Thursday, May 23, 2019

Tell Me A Story

In The repetition of stories from Seth Godin's Blog , Seth Godin shares,

“And the same approach works for a feeling of optimism and possibility. Repeating stories (to ourselves and others) about good fortune and generosity makes those stories more powerful.”

I’ve said this opinion many times but I think it bears repeating. We focus too much on negativism in society and not enough time sharing the positive stories. Negative stories seem to promote depression, intolerance, and sometimes even violence. The media tends to promote this especially because negativism sells.

I’m not saying that we should paint the world as a nice pretty place all the time, but we should be realistic. There is probably a positive story for every negative story told.

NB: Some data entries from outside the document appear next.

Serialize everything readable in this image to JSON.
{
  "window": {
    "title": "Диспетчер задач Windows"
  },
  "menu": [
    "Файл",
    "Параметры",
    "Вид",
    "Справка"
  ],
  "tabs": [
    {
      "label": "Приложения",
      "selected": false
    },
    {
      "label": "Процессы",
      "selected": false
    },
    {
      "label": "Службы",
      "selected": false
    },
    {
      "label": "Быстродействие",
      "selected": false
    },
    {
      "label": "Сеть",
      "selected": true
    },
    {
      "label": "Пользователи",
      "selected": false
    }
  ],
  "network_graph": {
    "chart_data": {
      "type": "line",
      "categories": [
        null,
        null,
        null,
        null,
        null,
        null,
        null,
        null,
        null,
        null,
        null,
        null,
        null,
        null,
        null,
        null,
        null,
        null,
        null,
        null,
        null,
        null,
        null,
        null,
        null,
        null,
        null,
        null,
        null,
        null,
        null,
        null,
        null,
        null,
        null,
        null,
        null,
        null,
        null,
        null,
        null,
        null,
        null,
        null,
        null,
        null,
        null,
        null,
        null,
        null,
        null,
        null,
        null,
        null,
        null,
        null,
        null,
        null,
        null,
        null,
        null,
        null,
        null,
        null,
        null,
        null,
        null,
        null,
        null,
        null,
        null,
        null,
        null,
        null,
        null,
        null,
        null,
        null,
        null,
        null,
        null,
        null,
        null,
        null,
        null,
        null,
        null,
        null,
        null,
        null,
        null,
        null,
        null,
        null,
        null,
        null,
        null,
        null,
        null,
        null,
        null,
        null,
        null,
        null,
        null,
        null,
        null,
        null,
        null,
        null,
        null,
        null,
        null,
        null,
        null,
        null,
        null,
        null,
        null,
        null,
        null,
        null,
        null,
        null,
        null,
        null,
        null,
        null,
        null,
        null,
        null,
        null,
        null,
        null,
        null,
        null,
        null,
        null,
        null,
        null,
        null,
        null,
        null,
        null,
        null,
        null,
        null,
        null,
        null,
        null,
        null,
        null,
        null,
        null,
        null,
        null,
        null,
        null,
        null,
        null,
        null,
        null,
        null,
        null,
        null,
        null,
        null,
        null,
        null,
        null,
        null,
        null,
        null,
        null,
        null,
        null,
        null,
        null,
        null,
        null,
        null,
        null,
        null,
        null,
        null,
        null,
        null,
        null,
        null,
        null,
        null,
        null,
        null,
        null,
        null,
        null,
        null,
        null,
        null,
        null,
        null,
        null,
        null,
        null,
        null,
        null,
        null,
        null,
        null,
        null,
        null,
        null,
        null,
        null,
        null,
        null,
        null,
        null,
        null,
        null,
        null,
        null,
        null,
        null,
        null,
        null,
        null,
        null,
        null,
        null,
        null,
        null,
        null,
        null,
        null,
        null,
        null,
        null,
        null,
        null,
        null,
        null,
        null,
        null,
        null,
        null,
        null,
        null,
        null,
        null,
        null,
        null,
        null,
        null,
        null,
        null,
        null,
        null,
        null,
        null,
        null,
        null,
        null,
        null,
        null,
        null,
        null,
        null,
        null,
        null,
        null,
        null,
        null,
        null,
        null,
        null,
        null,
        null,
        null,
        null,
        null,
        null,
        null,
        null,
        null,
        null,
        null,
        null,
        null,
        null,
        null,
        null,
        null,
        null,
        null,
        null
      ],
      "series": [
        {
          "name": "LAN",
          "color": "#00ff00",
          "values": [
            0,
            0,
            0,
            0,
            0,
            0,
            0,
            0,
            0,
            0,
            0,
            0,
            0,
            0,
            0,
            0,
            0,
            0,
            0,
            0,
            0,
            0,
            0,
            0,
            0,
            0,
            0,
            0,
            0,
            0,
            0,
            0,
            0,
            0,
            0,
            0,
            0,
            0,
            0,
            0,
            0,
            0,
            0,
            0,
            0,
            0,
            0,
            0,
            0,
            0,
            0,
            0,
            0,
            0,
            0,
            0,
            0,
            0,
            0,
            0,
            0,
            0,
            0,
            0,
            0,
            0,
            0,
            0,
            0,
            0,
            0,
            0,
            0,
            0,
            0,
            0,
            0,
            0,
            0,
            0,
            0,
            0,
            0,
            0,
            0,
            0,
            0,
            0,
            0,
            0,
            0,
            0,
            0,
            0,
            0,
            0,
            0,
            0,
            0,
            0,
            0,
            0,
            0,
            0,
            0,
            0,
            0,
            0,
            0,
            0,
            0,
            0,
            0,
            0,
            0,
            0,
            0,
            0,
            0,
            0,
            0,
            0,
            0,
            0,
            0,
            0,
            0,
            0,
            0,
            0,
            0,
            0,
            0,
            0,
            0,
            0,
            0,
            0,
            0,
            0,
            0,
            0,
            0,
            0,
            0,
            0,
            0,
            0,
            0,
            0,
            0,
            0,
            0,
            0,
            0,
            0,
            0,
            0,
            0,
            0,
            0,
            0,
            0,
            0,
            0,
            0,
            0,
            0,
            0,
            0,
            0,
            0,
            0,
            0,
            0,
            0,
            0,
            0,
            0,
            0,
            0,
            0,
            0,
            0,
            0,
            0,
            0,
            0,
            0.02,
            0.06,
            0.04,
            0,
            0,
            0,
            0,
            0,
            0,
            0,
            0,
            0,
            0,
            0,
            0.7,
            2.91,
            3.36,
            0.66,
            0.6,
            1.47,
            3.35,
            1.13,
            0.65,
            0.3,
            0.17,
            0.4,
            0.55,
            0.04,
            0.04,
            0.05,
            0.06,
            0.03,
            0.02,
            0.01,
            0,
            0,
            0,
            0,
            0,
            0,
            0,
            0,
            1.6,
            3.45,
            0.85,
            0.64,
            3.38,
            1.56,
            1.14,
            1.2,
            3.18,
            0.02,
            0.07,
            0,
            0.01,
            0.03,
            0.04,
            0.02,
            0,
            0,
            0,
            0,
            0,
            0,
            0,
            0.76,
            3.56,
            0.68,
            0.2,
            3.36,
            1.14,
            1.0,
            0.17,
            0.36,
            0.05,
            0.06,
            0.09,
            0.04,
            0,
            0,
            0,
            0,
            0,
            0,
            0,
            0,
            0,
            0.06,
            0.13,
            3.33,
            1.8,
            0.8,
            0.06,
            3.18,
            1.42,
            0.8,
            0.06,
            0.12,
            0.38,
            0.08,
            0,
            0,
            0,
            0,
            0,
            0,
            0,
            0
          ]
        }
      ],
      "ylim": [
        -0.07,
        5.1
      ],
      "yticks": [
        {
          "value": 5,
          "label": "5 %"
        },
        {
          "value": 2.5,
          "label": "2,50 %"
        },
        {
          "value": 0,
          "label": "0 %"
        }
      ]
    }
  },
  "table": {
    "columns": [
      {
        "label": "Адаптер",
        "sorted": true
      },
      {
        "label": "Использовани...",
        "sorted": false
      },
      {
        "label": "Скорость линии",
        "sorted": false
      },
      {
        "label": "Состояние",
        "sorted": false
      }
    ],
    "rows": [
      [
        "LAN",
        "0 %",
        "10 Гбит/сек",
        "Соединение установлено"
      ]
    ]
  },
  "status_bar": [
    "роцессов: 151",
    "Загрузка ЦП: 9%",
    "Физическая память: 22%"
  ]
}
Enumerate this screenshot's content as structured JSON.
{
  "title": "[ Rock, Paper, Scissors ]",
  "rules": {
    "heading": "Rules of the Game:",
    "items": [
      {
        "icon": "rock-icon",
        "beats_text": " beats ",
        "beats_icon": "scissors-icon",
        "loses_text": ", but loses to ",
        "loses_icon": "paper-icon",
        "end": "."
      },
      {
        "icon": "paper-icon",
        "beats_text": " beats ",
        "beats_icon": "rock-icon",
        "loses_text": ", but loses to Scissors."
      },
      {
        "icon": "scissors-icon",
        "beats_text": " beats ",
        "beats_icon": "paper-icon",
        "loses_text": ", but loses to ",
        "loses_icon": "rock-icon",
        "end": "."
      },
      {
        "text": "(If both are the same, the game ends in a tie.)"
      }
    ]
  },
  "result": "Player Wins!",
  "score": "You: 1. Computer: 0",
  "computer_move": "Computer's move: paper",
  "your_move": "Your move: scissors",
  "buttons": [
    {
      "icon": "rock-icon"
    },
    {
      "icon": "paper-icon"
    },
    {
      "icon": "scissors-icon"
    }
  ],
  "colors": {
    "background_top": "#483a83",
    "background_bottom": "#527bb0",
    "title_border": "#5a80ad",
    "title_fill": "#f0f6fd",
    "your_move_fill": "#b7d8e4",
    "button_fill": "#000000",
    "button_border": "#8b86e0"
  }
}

I think so many of my students struggle because they have told themselves a negative story to themselves so many times that they start believing it. It starts with peers ridiculing them when they struggle. Maybe an adult has suggested that they were lazy or not putting enough effort in to explain why the student is struggling. Parents might complain and reinforce the teacher’s opinion.  When this story is constantly repeated to the student, they start believing it when they may actually have a legitimate reason for their struggle.

I feel it is my job to give my students a new story. I want them to hear a story about success and happiness. I want them to see that it is possible for them to overcome the obstacles in their life and that they are not lazy or incompetent. I want them to see that there are many different ways to conquer the “monsters” that seem to keep them from reaching their goals and that I am here to help them. I will walk beside them in their struggles and be there to support them when they need it.

At first, they are reluctant to believe this story because they have been tricked too many times by the hope for success. I have to show them that I mean what I say and I convince them to take the risk in trusting me. Little by little, I show them that they can be successful and with each positive step, they are rewriting the stories in their minds. I remind them of their success stories when they get discouraged. Eventually, they will have more recent success stories than past failure stories and can progress more easily.

This may be a slow process but I think it is possible to rewrite the stories we tell ourselves. We owe it to ourselves to write a story of success for ourselves and to make it happen. We owe it to our students to help them make their stories happen and learn how to make new stories for themselves.